My husband, Julian, our five children and spouses, eight of our nine grandchildren and three great-grand children gave me a marvelous birthday weekend. They rented a large suite at the beautiful Montgomery Bell State Park near us and decorated it with a New Orleans and Mardi Gras Theme complete with Dixie Land Music, Mardi Gras Masks, beads, balloons, flowers, and all kinds of tinsel spirals and confetti. There was an awesome feast of New Orleans foods. I was born in New Orleans, baptized in the St. Louis Cathedral and lived in the Pontalba Apartments on Jackson Square in the French quarter. We moved when I was six,and I have lived since 1961 in Tennessee, but somehow New Orleans and the French Quarter are still my hearts home. My grown children also put some poster size and other smaller collages of pictures of me from the various stages of my life all over the walls along with signs and pictures of New Orleans. I thought that was cool, until they started snapping photos of eighty year old me next to twenty and thirty year old me. No fair!
I’m not very good at posting photos. I couldn’t get them to stay in a reasonable line. They started stringing out.
Here I’m a Senior in High School in Houston
The challenges of old age and the feeling that time is running out have tended to bring out my sadder, wiser self.
The other day I watched a movie, A Little Bit of Heaven, and glory be, there was my old New Orleans’ French Quarter Self, just dancing like crazy to Dixieland bands. And remembering and loving the diversity of the French Quarter: black Dixieland bands, the St. Louis Cathedral, drag queens, street corner evangelists, jazz and blues drifting out of clubs into the street, pirate hangouts, like Jean Lafitte’s blacksmith shop, Antoine’s, Brennans, Antiques Stores, Rock and Weed Shops, the Cabildo, where slaves were once auctioned, tourists of every shape and size from Kansas to Japan, a clump of Baptist Sunday school teachers, huddled together for protection from all that blatant humanity,walking so closely knit that they looked glued together, nuns in traditional habits, Voodoo artists hawking their luminous paintings and potions.
I love it!

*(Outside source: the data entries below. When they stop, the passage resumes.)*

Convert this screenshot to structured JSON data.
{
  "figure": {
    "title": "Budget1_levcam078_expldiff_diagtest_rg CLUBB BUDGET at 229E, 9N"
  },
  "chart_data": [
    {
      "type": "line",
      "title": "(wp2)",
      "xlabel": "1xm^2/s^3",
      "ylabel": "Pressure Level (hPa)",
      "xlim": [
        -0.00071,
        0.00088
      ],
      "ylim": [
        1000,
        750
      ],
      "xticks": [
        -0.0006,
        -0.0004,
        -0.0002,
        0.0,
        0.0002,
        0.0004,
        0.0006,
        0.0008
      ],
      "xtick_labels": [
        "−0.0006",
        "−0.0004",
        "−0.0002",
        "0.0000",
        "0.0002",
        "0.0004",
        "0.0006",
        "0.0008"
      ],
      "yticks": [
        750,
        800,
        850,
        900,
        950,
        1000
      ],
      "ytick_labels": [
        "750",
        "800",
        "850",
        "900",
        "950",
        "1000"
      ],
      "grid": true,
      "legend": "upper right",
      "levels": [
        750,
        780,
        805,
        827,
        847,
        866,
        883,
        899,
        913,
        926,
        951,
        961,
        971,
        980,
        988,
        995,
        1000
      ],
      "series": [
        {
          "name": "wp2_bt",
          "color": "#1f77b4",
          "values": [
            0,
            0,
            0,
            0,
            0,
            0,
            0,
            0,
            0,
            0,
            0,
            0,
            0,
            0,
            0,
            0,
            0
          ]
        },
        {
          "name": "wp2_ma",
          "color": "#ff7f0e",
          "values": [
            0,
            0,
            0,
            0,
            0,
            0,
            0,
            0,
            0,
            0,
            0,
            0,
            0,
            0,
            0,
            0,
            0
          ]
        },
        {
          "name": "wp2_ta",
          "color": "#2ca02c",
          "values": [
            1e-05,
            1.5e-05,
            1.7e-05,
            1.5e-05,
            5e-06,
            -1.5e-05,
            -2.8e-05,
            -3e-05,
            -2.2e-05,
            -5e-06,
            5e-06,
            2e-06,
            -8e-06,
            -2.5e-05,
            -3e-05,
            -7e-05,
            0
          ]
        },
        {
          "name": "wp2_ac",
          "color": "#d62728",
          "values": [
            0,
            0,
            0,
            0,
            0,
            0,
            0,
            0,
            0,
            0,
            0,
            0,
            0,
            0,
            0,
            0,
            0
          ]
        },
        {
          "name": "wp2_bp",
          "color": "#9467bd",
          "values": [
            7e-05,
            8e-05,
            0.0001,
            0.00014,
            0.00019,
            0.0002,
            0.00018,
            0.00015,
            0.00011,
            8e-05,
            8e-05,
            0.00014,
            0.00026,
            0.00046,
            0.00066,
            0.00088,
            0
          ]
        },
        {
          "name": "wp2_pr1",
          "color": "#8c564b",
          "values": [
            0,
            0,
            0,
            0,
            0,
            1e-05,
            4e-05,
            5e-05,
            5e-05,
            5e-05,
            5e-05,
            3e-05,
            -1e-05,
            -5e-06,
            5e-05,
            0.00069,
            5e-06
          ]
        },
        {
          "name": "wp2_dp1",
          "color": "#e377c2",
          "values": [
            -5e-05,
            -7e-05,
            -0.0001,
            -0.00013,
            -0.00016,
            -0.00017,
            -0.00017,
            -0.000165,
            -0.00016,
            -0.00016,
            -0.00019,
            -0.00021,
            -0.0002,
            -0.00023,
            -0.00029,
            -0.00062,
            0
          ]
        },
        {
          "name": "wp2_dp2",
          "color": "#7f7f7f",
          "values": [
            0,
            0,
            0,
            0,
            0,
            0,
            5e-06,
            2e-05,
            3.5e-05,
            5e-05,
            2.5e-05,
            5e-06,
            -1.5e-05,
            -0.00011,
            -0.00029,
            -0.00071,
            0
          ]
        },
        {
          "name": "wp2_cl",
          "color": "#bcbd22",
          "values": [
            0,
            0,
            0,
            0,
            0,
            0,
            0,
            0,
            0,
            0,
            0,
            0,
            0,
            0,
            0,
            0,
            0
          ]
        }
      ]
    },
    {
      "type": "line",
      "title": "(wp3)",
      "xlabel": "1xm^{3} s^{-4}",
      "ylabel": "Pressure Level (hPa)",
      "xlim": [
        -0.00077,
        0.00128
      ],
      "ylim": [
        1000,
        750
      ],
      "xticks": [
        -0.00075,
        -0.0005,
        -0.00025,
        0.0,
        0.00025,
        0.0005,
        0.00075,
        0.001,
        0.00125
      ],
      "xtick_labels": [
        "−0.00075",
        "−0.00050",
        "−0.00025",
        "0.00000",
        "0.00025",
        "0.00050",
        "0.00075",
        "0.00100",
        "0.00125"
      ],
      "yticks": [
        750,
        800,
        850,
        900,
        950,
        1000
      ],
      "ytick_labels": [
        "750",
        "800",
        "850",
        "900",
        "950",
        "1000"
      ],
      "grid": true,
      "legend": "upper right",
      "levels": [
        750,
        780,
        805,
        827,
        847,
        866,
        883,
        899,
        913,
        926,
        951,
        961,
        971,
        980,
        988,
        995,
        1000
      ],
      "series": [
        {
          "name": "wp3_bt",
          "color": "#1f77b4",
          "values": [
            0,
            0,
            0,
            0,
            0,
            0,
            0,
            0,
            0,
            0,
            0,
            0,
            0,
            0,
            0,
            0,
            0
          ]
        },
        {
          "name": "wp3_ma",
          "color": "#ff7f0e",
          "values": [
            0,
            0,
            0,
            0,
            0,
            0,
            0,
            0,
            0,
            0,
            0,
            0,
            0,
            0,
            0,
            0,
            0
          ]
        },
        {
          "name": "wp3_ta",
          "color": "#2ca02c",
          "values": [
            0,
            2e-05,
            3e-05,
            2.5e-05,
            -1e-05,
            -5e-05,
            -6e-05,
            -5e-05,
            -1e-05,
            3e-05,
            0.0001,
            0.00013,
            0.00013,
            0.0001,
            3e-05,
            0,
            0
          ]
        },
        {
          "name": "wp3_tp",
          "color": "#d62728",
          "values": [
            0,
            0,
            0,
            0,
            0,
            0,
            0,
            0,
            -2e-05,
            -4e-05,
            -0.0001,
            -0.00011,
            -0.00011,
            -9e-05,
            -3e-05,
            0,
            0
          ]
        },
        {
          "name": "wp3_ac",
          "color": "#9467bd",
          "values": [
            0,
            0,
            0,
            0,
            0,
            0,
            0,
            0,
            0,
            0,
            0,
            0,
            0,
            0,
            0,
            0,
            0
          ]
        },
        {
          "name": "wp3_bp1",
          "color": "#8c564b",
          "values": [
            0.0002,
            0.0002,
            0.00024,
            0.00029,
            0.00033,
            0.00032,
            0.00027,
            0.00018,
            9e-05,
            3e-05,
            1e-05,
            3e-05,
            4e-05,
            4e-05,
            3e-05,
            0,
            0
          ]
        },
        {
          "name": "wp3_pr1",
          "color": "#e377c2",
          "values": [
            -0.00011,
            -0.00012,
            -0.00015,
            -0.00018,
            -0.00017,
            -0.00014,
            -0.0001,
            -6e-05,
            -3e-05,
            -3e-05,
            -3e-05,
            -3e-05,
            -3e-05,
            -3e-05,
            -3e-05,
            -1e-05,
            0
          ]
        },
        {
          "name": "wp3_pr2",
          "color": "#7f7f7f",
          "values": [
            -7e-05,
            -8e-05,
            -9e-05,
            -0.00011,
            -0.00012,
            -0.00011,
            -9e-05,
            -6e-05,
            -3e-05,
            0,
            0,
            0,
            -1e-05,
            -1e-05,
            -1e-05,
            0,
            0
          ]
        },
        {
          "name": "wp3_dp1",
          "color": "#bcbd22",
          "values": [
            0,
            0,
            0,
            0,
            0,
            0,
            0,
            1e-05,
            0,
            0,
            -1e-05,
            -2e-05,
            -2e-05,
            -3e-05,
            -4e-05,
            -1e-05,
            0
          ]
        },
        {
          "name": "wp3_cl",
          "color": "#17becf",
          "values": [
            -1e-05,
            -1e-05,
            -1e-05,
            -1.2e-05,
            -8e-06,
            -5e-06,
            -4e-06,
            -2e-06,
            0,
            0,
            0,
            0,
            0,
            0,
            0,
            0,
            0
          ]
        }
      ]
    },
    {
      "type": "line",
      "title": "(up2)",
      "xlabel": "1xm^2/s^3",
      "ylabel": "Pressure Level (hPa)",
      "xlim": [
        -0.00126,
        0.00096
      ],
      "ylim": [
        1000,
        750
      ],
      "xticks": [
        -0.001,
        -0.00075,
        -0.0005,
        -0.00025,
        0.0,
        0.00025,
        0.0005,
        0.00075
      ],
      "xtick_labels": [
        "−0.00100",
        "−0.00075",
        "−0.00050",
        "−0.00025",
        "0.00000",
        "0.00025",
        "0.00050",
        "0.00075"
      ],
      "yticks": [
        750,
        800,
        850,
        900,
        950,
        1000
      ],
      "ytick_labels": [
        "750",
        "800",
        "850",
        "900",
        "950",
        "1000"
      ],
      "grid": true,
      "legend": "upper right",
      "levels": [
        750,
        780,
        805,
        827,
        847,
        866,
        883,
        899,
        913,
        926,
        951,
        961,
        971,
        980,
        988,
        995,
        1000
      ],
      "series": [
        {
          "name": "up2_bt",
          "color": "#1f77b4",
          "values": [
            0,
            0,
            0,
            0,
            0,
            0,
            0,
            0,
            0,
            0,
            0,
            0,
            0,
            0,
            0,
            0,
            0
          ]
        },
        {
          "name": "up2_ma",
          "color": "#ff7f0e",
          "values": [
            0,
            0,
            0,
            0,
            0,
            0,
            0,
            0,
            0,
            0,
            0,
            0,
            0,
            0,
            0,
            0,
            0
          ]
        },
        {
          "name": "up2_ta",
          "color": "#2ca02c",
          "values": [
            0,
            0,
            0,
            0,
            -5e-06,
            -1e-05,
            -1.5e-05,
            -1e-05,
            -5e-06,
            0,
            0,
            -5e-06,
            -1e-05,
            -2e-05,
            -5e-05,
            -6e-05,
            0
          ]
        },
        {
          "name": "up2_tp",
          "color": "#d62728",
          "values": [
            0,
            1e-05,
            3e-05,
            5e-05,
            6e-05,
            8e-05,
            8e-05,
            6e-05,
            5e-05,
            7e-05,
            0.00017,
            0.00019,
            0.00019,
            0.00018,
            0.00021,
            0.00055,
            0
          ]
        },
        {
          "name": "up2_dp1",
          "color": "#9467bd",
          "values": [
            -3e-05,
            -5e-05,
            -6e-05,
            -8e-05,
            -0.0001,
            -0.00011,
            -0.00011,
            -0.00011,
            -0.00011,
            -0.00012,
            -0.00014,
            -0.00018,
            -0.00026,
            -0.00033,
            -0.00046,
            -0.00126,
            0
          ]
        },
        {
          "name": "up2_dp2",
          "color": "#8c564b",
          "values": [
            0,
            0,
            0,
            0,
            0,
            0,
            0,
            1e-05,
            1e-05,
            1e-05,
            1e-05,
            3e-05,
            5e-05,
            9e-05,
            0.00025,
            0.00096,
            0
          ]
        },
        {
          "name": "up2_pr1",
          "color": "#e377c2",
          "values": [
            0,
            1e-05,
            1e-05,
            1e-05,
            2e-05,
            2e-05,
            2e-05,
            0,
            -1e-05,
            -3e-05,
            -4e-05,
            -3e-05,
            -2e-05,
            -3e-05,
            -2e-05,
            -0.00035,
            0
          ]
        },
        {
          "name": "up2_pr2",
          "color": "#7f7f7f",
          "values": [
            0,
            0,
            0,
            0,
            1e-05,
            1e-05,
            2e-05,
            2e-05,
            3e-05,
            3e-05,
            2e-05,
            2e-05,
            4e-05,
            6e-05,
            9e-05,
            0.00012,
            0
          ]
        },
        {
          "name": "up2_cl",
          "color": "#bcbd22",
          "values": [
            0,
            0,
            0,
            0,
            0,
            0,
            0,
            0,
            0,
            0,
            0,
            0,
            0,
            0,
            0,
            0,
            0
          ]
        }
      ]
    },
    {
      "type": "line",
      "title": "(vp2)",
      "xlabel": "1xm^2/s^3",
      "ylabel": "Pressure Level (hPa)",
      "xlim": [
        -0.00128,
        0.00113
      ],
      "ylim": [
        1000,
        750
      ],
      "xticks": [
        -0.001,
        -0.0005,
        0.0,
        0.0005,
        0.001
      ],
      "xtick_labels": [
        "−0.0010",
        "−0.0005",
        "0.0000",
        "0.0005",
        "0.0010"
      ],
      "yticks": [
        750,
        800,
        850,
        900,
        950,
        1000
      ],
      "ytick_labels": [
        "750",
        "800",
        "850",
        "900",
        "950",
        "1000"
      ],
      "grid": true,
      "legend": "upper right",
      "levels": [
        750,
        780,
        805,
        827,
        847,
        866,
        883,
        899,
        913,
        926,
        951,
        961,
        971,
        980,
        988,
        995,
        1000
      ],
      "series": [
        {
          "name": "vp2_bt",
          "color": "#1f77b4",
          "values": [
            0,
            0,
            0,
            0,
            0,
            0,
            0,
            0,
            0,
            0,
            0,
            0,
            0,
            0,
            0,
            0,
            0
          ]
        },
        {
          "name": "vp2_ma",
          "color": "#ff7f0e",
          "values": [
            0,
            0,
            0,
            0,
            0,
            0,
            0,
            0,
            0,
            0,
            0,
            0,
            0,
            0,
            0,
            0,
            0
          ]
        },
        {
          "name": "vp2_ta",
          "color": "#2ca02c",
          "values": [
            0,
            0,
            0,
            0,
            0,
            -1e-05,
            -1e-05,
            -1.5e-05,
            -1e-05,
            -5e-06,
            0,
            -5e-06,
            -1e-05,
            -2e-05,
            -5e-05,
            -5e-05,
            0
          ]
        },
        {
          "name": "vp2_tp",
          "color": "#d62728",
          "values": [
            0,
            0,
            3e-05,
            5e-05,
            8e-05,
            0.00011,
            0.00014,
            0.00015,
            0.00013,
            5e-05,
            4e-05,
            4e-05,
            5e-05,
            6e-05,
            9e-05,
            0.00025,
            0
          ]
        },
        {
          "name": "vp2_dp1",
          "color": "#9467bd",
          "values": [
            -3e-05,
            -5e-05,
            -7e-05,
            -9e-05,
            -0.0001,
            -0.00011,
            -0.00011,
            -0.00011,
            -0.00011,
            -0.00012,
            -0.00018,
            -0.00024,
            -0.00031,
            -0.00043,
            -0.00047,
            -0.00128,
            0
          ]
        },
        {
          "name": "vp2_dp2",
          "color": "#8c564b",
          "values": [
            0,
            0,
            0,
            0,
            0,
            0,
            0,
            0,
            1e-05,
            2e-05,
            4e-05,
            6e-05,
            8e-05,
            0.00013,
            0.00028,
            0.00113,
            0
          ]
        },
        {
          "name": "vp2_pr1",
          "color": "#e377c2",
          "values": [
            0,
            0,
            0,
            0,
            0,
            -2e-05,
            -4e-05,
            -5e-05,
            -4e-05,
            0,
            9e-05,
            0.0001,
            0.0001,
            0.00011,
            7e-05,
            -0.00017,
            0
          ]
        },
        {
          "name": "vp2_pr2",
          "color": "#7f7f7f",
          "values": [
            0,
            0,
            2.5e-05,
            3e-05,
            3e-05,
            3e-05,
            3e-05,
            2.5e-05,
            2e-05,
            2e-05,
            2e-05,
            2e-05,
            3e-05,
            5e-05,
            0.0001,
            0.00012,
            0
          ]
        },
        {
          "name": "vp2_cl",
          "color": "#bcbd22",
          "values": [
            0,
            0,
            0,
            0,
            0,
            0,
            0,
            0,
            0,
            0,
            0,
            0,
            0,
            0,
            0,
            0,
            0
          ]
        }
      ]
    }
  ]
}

I love it! I love it! All of it.
This is US, people……this wondrous, awful, frightening, lost, saved, becoming, struggling humanity; one and all beloved by a God so huge, complex, and awesome that He/She cannot be fathomed, only experienced and celebrated.
Taste and see the Goodness!
The same movie gave me my funeral….out doors, Dixieland band playing When the Saints Go Marchin In, Swing Low Sweet Chariot, St. Louie Woman, and you got it, Muskrat Ramble. Lots and lots of balloons, yellow flowers, wine, cappuccino, po-boys, shrimp, french bread, and everybody dancing.
I may need to have this before I die, so I get to enjoy it too.
It sounds weird, but I am excited about my funeral.
And I am so enjoying my old Muskrat Ramble self.